I have a terrible habit of going into the grocery store knowing for certain that I only need two, maybe three, things, and thereby eschewing the baskets that sit at the front in a stack. Never mind the fact that 100 percent of the time that I enter a store in search of almost nothing, I emerge with at least four items. Often, if I am in a wandering mood, the count can go so high as to prohibit my using the express lane, which at this point I desperately need for the respite that is placing a teetering heirloom tomato and a pint of ice cream that I am holding with one freezing finger on the belt.

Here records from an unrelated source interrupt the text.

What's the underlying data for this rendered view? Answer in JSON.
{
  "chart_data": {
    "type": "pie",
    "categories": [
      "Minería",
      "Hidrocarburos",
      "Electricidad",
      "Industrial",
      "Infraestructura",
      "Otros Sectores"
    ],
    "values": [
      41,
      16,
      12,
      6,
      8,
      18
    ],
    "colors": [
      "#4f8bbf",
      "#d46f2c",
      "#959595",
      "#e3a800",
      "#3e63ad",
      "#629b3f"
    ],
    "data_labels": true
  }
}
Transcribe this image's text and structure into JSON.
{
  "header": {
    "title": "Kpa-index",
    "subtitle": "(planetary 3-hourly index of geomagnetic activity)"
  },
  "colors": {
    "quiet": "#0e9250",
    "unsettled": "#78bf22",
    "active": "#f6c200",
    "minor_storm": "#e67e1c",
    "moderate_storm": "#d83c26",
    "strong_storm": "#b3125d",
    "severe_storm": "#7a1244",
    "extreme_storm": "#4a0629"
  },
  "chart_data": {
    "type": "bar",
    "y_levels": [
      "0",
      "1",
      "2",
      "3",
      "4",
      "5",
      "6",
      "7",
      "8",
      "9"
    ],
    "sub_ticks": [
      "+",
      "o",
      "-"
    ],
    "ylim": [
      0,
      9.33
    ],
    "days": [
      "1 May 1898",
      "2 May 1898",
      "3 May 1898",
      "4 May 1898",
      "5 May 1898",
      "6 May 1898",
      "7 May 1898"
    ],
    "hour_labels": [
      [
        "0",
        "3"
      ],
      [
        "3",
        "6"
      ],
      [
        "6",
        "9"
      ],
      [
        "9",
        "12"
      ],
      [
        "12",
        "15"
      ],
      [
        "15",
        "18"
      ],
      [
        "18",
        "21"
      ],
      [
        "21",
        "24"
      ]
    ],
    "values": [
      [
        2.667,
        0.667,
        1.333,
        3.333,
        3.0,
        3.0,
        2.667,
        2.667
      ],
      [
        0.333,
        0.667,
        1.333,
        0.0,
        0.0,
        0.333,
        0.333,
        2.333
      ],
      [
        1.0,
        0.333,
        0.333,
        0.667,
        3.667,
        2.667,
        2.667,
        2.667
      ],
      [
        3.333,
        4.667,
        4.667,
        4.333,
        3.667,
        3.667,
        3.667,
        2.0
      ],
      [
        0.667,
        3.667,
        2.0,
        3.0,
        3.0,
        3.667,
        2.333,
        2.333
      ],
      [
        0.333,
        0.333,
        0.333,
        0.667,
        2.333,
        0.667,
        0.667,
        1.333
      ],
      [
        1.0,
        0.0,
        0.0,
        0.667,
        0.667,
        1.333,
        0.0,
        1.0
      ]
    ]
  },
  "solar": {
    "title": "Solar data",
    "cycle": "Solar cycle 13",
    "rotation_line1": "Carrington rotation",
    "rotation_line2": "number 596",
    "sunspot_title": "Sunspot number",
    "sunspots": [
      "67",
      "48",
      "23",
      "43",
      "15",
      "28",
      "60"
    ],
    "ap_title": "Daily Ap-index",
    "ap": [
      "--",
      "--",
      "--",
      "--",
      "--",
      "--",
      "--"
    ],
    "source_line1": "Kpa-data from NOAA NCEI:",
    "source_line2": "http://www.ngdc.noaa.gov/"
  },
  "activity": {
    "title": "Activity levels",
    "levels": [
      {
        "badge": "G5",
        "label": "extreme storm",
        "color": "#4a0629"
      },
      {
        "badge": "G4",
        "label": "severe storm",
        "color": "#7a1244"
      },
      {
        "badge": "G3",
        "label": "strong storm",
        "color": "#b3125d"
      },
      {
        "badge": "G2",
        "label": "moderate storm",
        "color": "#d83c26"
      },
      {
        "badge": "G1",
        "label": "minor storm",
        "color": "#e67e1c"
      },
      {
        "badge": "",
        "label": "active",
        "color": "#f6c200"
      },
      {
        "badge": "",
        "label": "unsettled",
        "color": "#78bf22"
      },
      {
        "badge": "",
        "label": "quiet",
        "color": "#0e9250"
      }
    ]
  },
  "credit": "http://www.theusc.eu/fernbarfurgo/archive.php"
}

When I wasn’t working, I would grocery shop during the day, but these days my hubs and I often stop in the store in the evening while we are out. I have gotten into the habit of breezing on through the doors while he knowingly goes and gets a basket. He used to ask me if we needed a basket, and invariably, I stammered around and landed on no, probably not. And he used to believe me. But here we are, more than a decade into this experiment that is our marriage, and the transaction is now most often a silent one, unless I bother to laugh and call after him that I really don’t need a basket, really. It’s just going to be milk. While at the 7 year mark this might have thrown him, caused him to also eschew the basket as well, he, the ever-seasoned companion that he is, turns a deaf ear to my hollers across the double-doored gateway of the grocery store and proceeds determinedly toward the basket that there is no doubt we need. I then remark somewhere about halfway through the shopping that the basket is nice, but we probably could have carried it all. He smirks and walks down the aisle, one hand holding a basket so full that the green onions are teetering on top and in the other hand he has a gallon of milk.
Today was no different. I was going to stop by the store and grab some ice cream and a couple of potatoes and maybe a tomato. As I slipped there the door, I didn’t see a stack of baskets, but I didn’t mind. I knew that there was no way I’d have trouble carrying some potatoes and ice cream. And a tomato and some orange juice and some paper towels and a pack of sausage and then my bag of potatoes hit the deck. I embarrassingly set the tomato down in the refrigerated meat section while I tried to carefully recover the bag and the one errant potato that had rolled across the floor.
I quickly glanced at the man standing three feet away watching me as I scooped everything back up in my arms, undeterred and heading to shop for bread that somewhere between produce and dairy, I remembered we needed. The stranger kindly turned to me and asked, “Would you like my basket?” as he lifted one tiny bag of produce out of his basket. “No, no thanks. I’m fine,” I said, the delusion of my ability to carry a weeks worth of groceries in my two arms shined. He pushed the basket toward me and insisted that he was almost done shopping, his face kind and slightly amused. I smiled and thanked him and made some joke about how he was having an economical trip to the store and how I always think I am only going to pick up one thing. He laughed, and I loaded the basket and walked away. Armed with a basket I soon loaded to the brim, I proceeded to buy toothpaste and popsicles and pork rinds and then flirting with the idea of purchasing bread, I decided that I am apparently not cleared to shop alone. Thank you kind man with the basket for rescuing the tomato I was carrying from meeting a grim demise splattered on the grocery store floor.
I know it is just a grocery store, and thanks to the memes that populate my Facebook feed, I know that I am not alone in this idiosyncrasy. In all honesty, I don’t know why here in my late thirties, I persist in such an obviously insanely optimistic (nay futile) behavior.
I like to think it is because I am carefree. Because I truly believe that I only need one thing. Because I am that person that can run in and out of the store in three minutes.
But I am not. I am a wanderer, a browser, a gatherer.
Perhaps my behavior is because I do not really know myself.
And maybe it would behoove me to take a moment and sit with who I really am.
A girl with her arms full, in need of a basket, every single time.
Someday I will admit that I cannot carry all the groceries, and even if I can, I don’t need to.
Perhaps on that same day I will admit that I cannot do everything in my life, and maybe I don’t need to do that either.
Perhaps I will take a moment to pause and find a basket because it will make the next few minutes easier. Because it will let me hold more. Because that little bit of time spent in procuring something to carry will make my life more full.
Perhaps when I am wise enough to remember that my items in a grocery store pile up unexpectedly, I will be wise enough to understand that life throws things at you in ways and in moments that you cannot anticipate. That sometimes your hands are too small to hold onto all of the hurt and even the love. That you can ask for help. That you can seek out others to lend you a hand.
That you are enough, but that does not mean that you have to carry it all.